Les militants du Parti des travailleurs ont certes leurs propres comités mais soyons sûrs qu’ils appelleront à voter PC-PS. Lutte ouvrière ne s’est pas mouillée dans les comités du Non mais cette organisation a quand même appelé à voter Non lors du référendum et appellera certainement à voter PC, voire PS, en 2007, comme elle le fait à presque toutes les élections. Quant à la LCR, elle a participé aux comités du non aux côtés des opposants du PS et des Verts, et des militants du PCF. Déjà deux jours avant la « victoire » du Non certains dirigeants de la LCR confiaient à Libération qu’ils entendaient faire vivre les comités du non après les élections pour pousser la gauche au pouvoir. Et ce n’est pas Clémentine Autain, apparentée PCF, qui allait les contredire, puisque le lundi 29 mai elle affirmait, d’un air gourmand et matois, sur I-télé, qu’il ne fallait « pas tout de suite parler des présidentielles de 2007 » sinon on allait couler les comités du non. Bel aveu qui dévoile les arrière-pensées de tous ces prétendus adversaires du « social-libéralisme » !

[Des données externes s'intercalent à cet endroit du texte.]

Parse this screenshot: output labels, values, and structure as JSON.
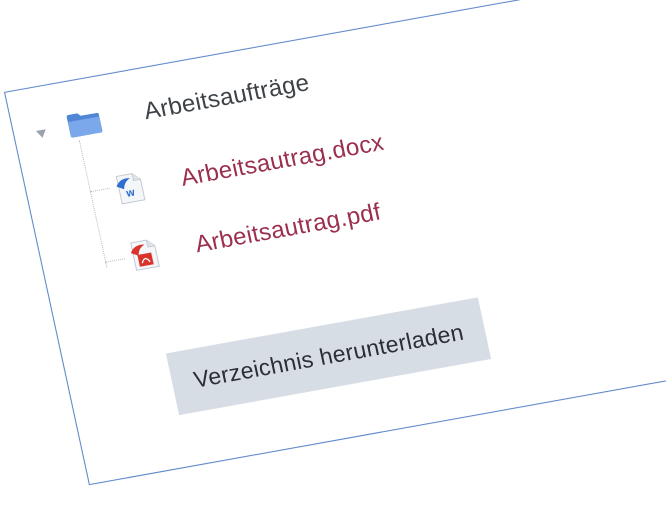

Les manœuvriers de la gauche et de l’extrême gauche vont faire monter lentement la mayonnaise avec l’appui des altermondialistes et peut-être même de certains libertaires pour finalement sortir de leur chapeau Fabius (ou Bové, pourquoi pas ?) aux présidentielles. Mais que gagneront les travailleurs à miser sur ces chevaux-là ? D’amères désillusions et de nouveaux coups dans la gueule s’ils ne se mobilisent pour leurs propres intérêts de classe sans écouter les sirènes électoralistes. La lutte sera longue et difficile mais elle ne passera ni par les urnes ni par les combinaisons politiciennes que nous font miroiter la gauche et l’extrême gauche.
Y.C.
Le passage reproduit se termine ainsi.